Revealed: new rules for weddings after England's covid-19 lockdown
29 June 2020, 16:41 | Updated: 29 June 2020, 16:46
The government has published new coronavirus guidelines for weddings in England, including large receptions being banned completely and couples washing their hands before exchanging rings.
The advice for England states that no more than 30 people should attend a marriage or civil partnership from July 4, and social distancing rules must be obeyed.
As part of the lockdown imposed in March, all social events were stopped - including weddings, baptisms and other ceremonies.
Receptions or parties after weddings should not take place, but small celebrations - with groups of up to two households indoors, or up to six people from different households outdoors - will be permitted.
Small weddings are currently allowed in the other nations of the UK, which set their own lockdown rules.
But what will the "new normal" for weddings look like?
How many people can attend?
Under new guidelines, wedding and civil partnerships can go ahead but with only 30 people including the couple, staff such as a photographer and witnesses.
People should socially distance, meaning they should be two metres apart as much as possible, or one metre with added safety measures.
Venues frequently used for weddings should mark the floor with tape or paint to help people maintain social distancing.
Will receptions be allowed?
Services should be concluded in the "shortest reasonable time" and "stick to the parts that are legally binding".
Receptions are not advised, and should be small, with only two households able to meet indoors.
However, no food and drink can be consumed as part of the event.
Government advice also suggests changing traditional wedding layouts to avoid face-to-face seating, improving ventilation or using face masks.
Can music still be played?
The rules on singing, speaking and playing music are laid out in the guidance.
Speaking during the ceremony, for example saying the responses to the vows, should not be in a raised voice.
Singing should also not take place because of the potential for increased risk of Covid-19 transmission from aerosol and droplets.

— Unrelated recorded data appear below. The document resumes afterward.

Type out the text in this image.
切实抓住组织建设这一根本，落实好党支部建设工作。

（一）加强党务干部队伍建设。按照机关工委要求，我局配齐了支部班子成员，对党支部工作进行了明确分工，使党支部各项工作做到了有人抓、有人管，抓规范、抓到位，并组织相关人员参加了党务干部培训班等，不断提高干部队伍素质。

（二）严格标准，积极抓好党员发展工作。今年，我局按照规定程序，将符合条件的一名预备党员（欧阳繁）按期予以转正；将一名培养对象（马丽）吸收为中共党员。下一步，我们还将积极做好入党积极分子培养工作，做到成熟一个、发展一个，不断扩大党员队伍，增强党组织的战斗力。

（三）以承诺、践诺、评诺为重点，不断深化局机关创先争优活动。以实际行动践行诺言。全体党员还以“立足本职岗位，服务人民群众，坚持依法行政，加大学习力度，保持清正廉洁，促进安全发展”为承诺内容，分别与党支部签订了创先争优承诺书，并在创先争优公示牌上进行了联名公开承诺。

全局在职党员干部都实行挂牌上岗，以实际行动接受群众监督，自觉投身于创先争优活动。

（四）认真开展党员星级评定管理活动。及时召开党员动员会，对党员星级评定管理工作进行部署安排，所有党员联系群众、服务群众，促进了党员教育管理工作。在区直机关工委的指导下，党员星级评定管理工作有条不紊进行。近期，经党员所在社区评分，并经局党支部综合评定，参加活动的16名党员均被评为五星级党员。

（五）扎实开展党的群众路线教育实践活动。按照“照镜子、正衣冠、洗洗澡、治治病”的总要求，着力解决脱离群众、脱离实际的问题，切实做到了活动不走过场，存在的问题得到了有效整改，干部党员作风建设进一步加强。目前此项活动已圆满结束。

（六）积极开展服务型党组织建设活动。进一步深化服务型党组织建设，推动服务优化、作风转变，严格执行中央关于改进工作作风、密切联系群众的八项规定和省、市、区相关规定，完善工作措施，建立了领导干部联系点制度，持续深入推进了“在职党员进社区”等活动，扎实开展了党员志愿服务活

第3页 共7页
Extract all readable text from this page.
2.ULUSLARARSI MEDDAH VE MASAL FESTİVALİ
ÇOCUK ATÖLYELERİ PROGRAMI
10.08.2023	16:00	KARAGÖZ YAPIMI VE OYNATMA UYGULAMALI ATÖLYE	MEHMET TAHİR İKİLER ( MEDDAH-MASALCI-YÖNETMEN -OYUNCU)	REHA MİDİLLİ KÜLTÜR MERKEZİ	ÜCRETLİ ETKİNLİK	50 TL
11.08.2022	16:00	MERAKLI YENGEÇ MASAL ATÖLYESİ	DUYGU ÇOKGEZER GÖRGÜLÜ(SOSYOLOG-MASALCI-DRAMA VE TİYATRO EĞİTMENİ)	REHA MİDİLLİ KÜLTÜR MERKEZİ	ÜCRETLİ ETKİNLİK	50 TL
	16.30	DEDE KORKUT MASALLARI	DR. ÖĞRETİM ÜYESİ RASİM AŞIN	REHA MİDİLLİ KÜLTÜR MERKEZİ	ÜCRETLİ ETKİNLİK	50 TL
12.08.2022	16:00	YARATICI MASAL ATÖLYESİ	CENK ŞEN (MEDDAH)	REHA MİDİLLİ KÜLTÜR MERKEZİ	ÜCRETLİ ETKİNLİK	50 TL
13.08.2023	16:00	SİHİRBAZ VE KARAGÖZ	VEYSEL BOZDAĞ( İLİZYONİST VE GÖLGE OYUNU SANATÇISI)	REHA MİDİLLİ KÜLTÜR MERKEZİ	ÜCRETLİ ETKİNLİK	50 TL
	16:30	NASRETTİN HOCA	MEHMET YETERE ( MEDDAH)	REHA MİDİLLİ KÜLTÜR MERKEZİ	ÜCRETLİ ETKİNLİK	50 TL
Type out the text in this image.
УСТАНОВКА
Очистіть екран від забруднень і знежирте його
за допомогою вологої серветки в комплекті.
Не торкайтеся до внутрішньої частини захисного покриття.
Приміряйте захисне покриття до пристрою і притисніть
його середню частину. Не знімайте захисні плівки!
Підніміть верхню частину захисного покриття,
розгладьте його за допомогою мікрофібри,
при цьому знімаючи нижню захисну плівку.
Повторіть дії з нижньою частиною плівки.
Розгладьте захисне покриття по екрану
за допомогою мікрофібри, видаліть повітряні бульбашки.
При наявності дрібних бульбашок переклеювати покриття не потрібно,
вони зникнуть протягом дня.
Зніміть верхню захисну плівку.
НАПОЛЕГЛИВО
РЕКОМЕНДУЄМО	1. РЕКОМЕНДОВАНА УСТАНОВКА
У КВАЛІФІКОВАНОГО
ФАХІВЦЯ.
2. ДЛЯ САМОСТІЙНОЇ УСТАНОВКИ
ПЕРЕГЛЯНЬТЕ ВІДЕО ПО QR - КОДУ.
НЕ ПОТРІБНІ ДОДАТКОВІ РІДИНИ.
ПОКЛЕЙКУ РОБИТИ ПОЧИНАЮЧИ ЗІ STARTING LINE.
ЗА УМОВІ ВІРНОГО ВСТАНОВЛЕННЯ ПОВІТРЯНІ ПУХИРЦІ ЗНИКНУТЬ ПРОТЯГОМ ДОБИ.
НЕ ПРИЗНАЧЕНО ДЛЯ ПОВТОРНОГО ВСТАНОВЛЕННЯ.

Instead of singing, recordings are suggested.
Playing instruments that are blown is not advised for the same reasons.
Shouting or playing music at a volume that means people have to raise their voice should also be avoided.
When singing or chanting is required, only one person is allowed to take part and the couple or venue are advised to install a clear screen for this.
Hymn books should be quarantined for 48 hours after use.
What else won't be allowed?
Hands must be washed before the rings are exchanged.
The guidance states: "Where the exchanging of rings is required or desired for the solemnisation of the marriage or the formation of the civil partnership, hands should be washed before and after.
"The rings should be handled by as few people as possible."